Spirochetes are a group of helically coiled or spiral shape bacteria with lengths between 3-500 µm and diameters around 0.09-3 µm. Spirochetes are very motile due to their unique flagella structure, called axial filaments, which run lengthwise between the bacterial inner and outer membranes. The flagella contraction causes a twisting motion which allows the spirochete to move around. Various Borrelia and Treponema species from the Spirochaetaceae family are responsible for diverse human diseases.
Among the 36 known Borrelia species, 12 cause Lyme disease or other borreliosis when transmitted by infected tick bites. Among the pathogenic Borrelia species are Borrelia burgdorferi, B. garinii, and B. afzelii.
The Lyme disease spirochete Borrelia burgdorferi is one of the most sophisticated bacterium with 853 genes that encode a variety of bacterial proteins for their complexed cellular structure.
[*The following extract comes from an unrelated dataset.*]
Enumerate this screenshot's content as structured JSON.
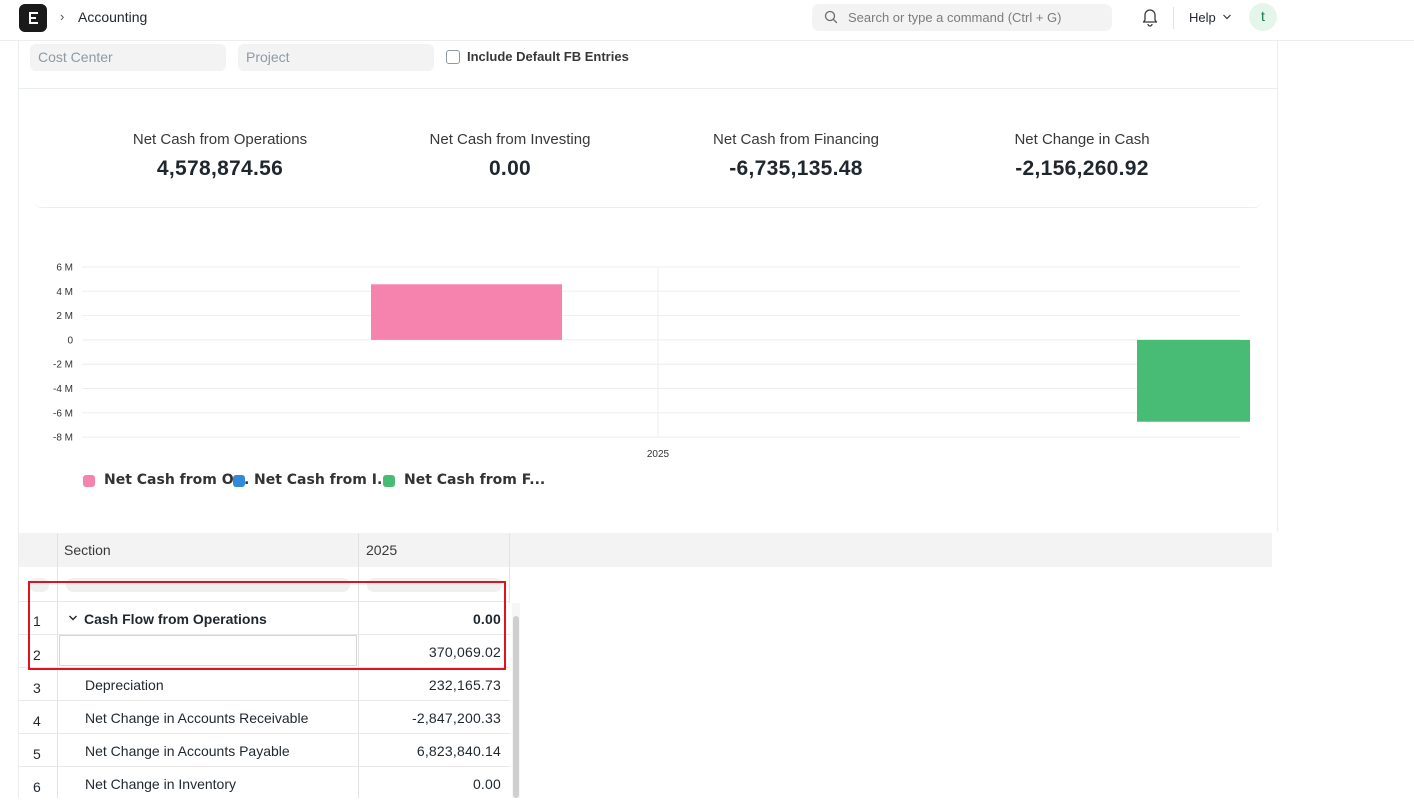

These proteins can trigger a broad spectrum immune response which damages multiple organs. Patients can develop symptoms in their whole body with more severe symptoms in their neurological systems. These symptoms include brain fog, feelings of detachment, memory loss, anxiety, panic attacks, agitation, fever, fatigue, insomnia, constipation or diarrhea, burning sensations throughout the body, joint pains, and body pains. Even when bacteria cannot be detected after treatment with antibiotics, patients may still experience the same symptoms.